La Guerra Civil española, la más cruenta que hasta ese momento se había conocido, no fue una excepción. Con total seguridad hubo cientos de violaciones, aunque estamos ante un asunto en el que faltan datos históricos oficiales (los dos ejércitos ocultaban sus crímenes) y donde todo está por investigar. Como premisa inicial podría decirse que en lo que se refiere al holocausto femenino durante la contienda española no hubo buenos ni malos. La mujer sufrió la jerarquía y el abuso de poder a manos del hombre tanto en la zona nacional como en la republicana. Sin embargo, sí existen datos históricos suficientes para afirmar que entre las tropas franquistas había una consigna clara y directa del alto mando: avanzar sin dejar prisioneros; exterminar a los rojos enemigos de España; y no tener compasión con las mujeres, que a fin de cuentas luchaban en las trincheras, codo con codo con sus camaradas, y además se ocupaban de los hijos, miles de niños que tras la guerra quedaron huérfanos de ambos padres.
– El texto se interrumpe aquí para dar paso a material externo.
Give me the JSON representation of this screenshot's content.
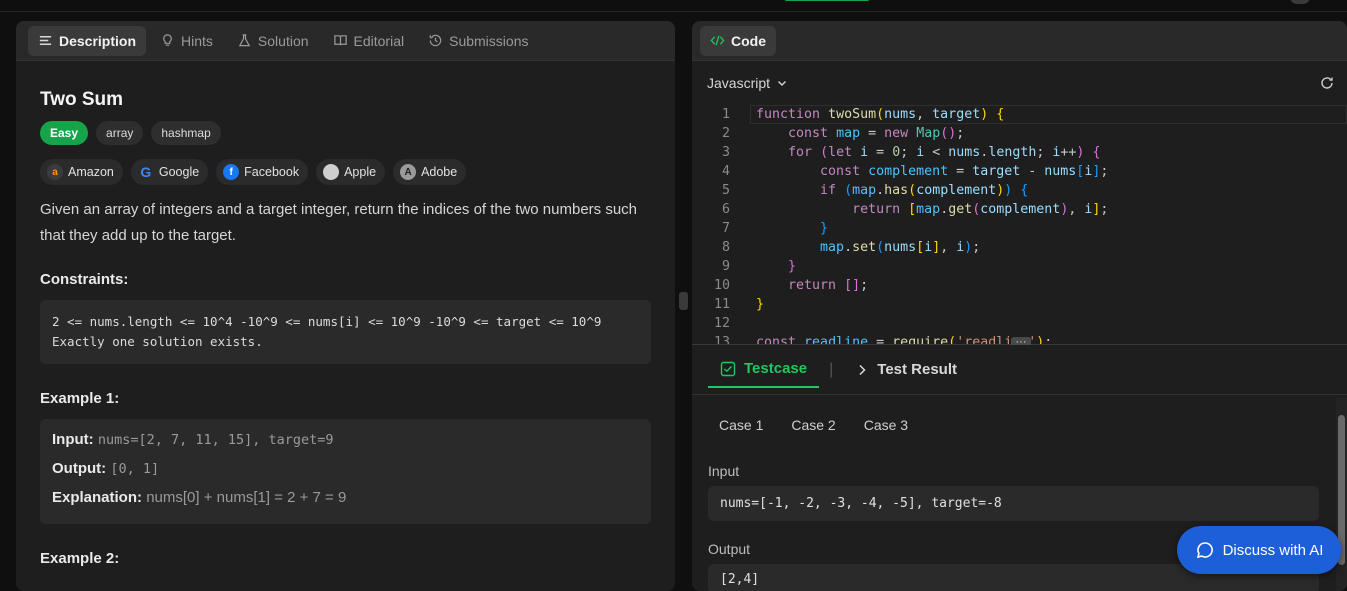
{
  "left_tabs": [
    {
      "label": "Description",
      "icon": "list-icon"
    },
    {
      "label": "Hints",
      "icon": "bulb-icon"
    },
    {
      "label": "Solution",
      "icon": "flask-icon"
    },
    {
      "label": "Editorial",
      "icon": "book-icon"
    },
    {
      "label": "Submissions",
      "icon": "history-icon"
    }
  ],
  "problem": {
    "title": "Two Sum",
    "difficulty": "Easy",
    "tags": [
      "array",
      "hashmap"
    ],
    "companies": [
      "Amazon",
      "Google",
      "Facebook",
      "Apple",
      "Adobe"
    ],
    "description": "Given an array of integers and a target integer, return the indices of the two numbers such that they add up to the target.",
    "constraints_heading": "Constraints:",
    "constraints": [
      "2 <= nums.length <= 10^4 -10^9 <= nums[i] <= 10^9 -10^9 <= target <= 10^9",
      "Exactly one solution exists."
    ],
    "example1_heading": "Example 1:",
    "example1": {
      "input_label": "Input:",
      "input": "nums=[2, 7, 11, 15], target=9",
      "output_label": "Output:",
      "output": "[0, 1]",
      "explanation_label": "Explanation:",
      "explanation": "nums[0] + nums[1] = 2 + 7 = 9"
    },
    "example2_heading": "Example 2:"
  },
  "code_panel": {
    "tab_label": "Code",
    "language": "Javascript",
    "line_numbers": [
      "1",
      "2",
      "3",
      "4",
      "5",
      "6",
      "7",
      "8",
      "9",
      "10",
      "11",
      "12",
      "13"
    ]
  },
  "bottom_panel": {
    "tab_testcase": "Testcase",
    "tab_result": "Test Result",
    "cases": [
      "Case 1",
      "Case 2",
      "Case 3"
    ],
    "input_label": "Input",
    "input_value": "nums=[-1, -2, -3, -4, -5], target=-8",
    "output_label": "Output",
    "output_value": "[2,4]"
  },
  "ai_button": "Discuss with AI",
  "colors": {
    "accent": "#16a34a",
    "ai": "#1d5fd8"
  }
}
El hecho de que Franco y sus militares sublevados dieran órdenes de arrasarlo todo, sin compasión, supuso que en la zona nacional se cometieran muchas más violaciones masivas y de forma sistemática, ante la tolerancia y complicidad del alto mando, que incitaba a tales prácticas o sencillamente miraba para otro lado cuando tenía constancia de algún caso. Las palabras del teniente coronel Juan Yagüe, uno de los principales golpistas del 36, resultan clarificadoras sobre las intenciones de los conspiradores: “Garantizar el exterminio de un tercio de este país, limpiándolo de marxistas, republicanos y masones”.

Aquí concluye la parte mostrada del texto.